My PhD is in physics but I focused on the chemical composition of the atmosphere. In a very broad sense, I study the atmosphere from the surface to the mesosphere. For most of my career I worked on understanding stratospheric ozone. I started out working on mid-latitude ozone. When I started my post-doc with Ross Salawitch, he did the biggest favor anyone could have done for me and that was to have me work on something other than my PhD research. It wasn’t until coming to UMD that I started working on air quality and climate. Our mantra is “One Atmosphere” so I’m very fortunate to be able to investigate so many different aspects of the atmosphere.
Why did you choose this career path? When did you first realize this career was meant for you? What previous jobs have you had
When I was in 8th grade I decided I was going to be a physicist without really knowing what that meant. When I finally realized what it meant I decided to stick with it anyway but I realized I didn’t like the “traditional” paths most physicists took like particle physics. I was watching a Discovery channel program on lightning and one of the people they interviewed was a physicist from New Mexico Tech who studied lightning by launching rockets into clouds to trigger strikes. I was so happy that there were physicists who studied something interesting that I immediately applied to New Mexico Tech. I had a strong dislike for chemistry and computers at that point but ended discovering I had a knack for modeling the chemical composition of the atmosphere.
I once spent a summer as a lifeguard and I also spent the better part of a decade working at a cemetery while I was in high school and college. Aside from the dead people it was great working outdoors. I have had some job offers to become a chef.
If you could hit the “redo” button, and had to pick a field outside of atmospheric science, what career would you choose instead?
Professional chef or a backup singer
What are you most passionate about, (besides your research and career at the University of Maryland, of course?)
Old recipes and traditional ways of cooking. My favorite recipes are those that have been passed down over the years. I’ve been making my own pickles, jam, and sausage for years now.
Where did you grow up? Tell us about your family and hometown. What is your favorite memory growing up?
I grew up in North Tonawanda, NY, home of the Wurlitzer organ and jukebox and just north of where Buffalo wings were born. I’m the youngest of 3 (older brother and older sister).
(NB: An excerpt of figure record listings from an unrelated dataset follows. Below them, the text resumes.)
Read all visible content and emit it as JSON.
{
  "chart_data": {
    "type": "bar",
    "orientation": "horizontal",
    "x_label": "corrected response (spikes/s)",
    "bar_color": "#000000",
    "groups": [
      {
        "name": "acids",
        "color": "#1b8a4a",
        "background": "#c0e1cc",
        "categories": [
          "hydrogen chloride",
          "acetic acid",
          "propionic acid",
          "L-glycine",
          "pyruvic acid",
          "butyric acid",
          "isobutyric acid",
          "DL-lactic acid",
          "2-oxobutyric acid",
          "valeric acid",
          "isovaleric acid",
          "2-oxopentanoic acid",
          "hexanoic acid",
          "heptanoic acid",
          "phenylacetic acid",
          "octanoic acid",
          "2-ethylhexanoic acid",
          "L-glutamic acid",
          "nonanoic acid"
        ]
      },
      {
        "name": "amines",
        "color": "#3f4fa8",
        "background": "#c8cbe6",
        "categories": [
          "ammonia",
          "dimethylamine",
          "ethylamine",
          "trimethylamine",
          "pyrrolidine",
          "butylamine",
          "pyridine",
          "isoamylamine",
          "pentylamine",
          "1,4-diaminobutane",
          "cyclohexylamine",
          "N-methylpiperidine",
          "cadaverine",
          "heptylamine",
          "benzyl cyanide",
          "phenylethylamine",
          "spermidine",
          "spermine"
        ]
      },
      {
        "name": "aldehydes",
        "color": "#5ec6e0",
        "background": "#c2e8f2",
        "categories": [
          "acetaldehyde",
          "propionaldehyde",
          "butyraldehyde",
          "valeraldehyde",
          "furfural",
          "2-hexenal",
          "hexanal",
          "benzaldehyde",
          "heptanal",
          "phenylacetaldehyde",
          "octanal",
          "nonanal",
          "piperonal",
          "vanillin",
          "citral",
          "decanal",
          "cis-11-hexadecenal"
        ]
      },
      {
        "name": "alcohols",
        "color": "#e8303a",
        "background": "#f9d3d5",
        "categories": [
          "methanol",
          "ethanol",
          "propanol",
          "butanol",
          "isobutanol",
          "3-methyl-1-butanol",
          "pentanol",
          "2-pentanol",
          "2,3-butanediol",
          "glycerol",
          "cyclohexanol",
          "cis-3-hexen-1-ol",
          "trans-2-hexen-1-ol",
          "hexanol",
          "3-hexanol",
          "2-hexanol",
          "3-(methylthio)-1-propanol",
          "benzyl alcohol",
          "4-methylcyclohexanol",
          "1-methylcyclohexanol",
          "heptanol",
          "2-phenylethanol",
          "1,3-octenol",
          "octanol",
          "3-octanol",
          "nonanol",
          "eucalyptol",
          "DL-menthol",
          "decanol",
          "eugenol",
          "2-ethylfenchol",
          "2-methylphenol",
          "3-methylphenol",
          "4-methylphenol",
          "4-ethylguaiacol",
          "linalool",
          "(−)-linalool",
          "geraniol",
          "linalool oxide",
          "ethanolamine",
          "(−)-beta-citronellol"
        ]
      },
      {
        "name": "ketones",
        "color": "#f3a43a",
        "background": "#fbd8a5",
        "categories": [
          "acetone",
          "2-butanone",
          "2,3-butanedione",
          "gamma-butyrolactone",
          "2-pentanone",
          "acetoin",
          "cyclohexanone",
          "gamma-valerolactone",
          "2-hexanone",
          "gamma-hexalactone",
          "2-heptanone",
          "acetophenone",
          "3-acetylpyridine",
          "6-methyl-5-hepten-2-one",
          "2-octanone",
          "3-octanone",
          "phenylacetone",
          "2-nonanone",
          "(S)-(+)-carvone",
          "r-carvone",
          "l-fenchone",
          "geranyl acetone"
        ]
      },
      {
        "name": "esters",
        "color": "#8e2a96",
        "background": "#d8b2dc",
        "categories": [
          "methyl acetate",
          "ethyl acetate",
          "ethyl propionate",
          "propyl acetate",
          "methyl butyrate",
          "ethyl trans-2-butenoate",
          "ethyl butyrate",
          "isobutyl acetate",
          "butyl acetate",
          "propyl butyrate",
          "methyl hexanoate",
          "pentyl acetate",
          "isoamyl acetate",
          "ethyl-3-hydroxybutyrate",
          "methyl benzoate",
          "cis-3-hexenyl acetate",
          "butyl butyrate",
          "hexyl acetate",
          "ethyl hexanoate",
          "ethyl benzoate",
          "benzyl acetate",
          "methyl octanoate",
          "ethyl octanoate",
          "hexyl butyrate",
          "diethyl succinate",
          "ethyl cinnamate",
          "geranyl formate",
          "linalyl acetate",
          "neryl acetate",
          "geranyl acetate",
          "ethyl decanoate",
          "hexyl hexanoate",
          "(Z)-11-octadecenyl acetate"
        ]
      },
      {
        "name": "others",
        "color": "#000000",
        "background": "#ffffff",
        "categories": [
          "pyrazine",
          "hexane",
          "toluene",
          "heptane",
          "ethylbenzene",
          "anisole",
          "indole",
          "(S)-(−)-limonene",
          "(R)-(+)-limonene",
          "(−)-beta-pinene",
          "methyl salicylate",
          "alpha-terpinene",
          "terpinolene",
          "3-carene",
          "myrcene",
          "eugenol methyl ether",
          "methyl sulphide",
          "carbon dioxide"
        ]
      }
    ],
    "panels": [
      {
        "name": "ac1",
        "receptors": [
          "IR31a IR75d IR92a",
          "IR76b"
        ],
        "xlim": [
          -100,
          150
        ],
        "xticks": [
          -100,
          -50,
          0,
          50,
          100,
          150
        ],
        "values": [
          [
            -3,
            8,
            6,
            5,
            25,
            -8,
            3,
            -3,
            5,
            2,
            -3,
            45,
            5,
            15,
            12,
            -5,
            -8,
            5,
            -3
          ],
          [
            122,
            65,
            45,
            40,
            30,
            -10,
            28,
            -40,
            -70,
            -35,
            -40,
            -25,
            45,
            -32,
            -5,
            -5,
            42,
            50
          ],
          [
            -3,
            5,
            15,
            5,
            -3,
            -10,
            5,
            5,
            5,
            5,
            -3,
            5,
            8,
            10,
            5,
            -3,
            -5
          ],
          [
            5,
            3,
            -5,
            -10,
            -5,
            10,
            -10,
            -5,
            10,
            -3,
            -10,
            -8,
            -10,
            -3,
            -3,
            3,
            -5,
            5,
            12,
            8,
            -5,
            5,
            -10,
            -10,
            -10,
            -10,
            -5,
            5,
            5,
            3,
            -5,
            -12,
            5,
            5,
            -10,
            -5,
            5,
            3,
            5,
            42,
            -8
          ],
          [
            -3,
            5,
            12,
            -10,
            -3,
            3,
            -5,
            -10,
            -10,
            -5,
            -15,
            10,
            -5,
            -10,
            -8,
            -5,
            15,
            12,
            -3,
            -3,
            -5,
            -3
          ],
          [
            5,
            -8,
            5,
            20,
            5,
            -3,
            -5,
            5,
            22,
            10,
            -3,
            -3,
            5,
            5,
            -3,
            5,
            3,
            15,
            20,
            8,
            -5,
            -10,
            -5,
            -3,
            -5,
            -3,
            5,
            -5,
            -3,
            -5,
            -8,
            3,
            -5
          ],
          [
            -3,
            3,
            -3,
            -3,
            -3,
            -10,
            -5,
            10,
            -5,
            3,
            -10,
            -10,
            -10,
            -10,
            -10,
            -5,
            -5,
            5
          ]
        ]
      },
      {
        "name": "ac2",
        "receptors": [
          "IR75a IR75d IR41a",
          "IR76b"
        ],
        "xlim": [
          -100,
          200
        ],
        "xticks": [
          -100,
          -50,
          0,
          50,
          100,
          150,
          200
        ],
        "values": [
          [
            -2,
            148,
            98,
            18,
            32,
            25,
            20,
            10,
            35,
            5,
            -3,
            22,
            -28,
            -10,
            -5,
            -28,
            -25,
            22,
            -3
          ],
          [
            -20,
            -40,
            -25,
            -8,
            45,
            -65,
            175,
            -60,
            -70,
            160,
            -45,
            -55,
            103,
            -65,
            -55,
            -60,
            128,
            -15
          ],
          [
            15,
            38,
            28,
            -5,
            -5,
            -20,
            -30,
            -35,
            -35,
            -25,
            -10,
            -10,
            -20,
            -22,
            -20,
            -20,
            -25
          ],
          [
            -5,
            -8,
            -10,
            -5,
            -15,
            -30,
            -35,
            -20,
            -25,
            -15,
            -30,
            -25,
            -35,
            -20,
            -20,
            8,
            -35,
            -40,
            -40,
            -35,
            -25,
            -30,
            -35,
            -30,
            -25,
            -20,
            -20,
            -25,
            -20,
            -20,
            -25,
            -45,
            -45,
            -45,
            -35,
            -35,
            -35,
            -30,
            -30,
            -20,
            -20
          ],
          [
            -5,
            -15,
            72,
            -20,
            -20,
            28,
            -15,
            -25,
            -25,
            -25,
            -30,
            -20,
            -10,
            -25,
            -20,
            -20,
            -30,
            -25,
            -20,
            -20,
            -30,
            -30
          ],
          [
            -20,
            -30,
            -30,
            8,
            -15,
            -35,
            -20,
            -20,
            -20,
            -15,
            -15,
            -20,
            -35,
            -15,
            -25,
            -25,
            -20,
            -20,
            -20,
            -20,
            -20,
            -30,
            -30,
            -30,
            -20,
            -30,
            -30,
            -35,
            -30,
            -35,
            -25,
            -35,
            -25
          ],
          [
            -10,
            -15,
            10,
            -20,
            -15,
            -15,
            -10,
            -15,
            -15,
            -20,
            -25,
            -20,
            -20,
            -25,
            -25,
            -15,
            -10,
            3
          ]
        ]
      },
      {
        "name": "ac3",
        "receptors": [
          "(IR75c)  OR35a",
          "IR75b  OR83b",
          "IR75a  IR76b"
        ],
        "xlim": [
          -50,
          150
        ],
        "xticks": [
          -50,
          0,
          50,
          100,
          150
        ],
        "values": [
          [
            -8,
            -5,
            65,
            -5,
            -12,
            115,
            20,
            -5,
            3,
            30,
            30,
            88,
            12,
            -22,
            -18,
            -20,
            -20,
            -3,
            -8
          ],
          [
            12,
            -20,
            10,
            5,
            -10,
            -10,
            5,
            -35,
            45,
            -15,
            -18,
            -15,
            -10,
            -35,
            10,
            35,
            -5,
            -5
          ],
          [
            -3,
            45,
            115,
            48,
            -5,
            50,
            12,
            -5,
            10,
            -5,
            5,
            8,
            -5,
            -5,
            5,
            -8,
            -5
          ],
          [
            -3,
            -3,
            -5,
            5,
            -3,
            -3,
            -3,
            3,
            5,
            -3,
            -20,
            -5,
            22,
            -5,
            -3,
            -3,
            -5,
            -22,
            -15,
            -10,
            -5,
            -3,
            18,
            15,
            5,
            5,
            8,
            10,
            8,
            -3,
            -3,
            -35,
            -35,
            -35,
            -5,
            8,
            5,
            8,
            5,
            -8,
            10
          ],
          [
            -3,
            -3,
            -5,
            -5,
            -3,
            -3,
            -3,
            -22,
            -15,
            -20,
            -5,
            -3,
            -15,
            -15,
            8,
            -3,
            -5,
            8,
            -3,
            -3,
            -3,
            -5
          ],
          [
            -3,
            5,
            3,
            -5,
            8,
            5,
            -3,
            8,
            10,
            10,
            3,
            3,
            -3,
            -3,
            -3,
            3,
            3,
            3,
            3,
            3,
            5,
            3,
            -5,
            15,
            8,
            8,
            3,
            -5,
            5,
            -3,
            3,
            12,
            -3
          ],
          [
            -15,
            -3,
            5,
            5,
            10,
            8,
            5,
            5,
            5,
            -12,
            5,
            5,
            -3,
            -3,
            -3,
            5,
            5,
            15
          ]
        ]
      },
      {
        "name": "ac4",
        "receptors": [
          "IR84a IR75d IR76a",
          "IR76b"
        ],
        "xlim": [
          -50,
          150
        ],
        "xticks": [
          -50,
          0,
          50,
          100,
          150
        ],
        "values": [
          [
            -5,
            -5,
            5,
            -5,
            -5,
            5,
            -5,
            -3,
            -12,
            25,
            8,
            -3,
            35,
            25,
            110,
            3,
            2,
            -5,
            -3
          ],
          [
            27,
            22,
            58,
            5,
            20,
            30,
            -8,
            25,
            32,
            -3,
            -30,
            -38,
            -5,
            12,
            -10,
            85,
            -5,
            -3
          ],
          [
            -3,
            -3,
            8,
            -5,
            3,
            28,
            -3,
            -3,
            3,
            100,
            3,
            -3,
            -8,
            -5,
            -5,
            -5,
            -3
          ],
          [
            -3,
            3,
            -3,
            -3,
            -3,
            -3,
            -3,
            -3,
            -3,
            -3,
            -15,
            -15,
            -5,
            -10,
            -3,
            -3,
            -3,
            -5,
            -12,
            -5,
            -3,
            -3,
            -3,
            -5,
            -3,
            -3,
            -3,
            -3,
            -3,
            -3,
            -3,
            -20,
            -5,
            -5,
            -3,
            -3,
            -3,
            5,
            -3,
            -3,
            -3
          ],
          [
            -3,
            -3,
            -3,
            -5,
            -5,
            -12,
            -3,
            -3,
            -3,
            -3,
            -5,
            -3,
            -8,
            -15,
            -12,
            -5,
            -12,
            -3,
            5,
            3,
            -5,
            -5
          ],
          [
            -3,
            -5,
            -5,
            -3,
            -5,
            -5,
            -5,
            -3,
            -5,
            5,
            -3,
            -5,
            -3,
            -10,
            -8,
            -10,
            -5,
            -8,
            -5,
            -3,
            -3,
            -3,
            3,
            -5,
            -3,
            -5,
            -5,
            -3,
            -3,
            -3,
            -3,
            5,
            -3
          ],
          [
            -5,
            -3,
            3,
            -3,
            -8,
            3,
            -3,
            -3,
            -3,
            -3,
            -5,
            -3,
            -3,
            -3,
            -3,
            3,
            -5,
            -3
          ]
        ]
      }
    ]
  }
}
My mom was a nurse and my dad used to work for Bell Aerospace, the company that built the first supersonic aircraft. I have lots of happy memories of growing up. Back then, kids were given a lot of freedom to roam so we spent a lot of time riding bikes around or building snow forts. When I got older, most of my time was spent swimming competitively. One of my happiest memories was when our team went undefeated and was ranked 3rd overall in NY.
Do you enjoy watching sports? If so, what is your favorite team to watch?
I hated watching sports growing up but in a place like Buffalo you get brainwashed into supporting your local teams. You also learn how to expect to be let down every year. The sport I love to watch more than all others is hockey. It doesn’t matter who is playing it’s just fun to watch.
What kind of hobbies do you have, what do you enjoy doing when you’re not teaching or doing research? What got you into these activities?
I like making food. My grandmothers and my mother began teaching me when I was young. I started out making cheesecakes because they were too expensive to get at a restaurant. I also read a lot of Sci-Fi/Fantasy/and British naval historical fiction (I know, it’s a weird mix).
What kind of music do you enjoy listening to?
It’s kind of an eclectic mix. I’m a product of the 70’s so I listen to a lot of Prog. Rock bands like Pink Floyd, Yes, and E.L.P. but it’s mixed in with 80’s rap, 90’s grunge, and more recent bands like Secret Machines and In This Moment. Big fan of the Tragically Hip and some contemporary Irish/Scottish music like The Battlefield Band.
What’s the most exciting place you’ve ever traveled to, or most exciting thing you’ve ever done?
One of the most exciting things I’ve done was spend the millennial New Year’s eve along the Rheine river with thousands of drunk German’s launching fireworks. They were all very polite about it though.
What’s your favorite book and/or movie?
My favorite book is “The Black Company” by Glen Cook. Favorite movie…that’s a tough one. Shawshank Redemption or Aliens
Is there anything else interesting about you that students in the department probably don’t know about you?
I once won a contest by snorting a ramen noodle up my nose and spitting it out my mouth.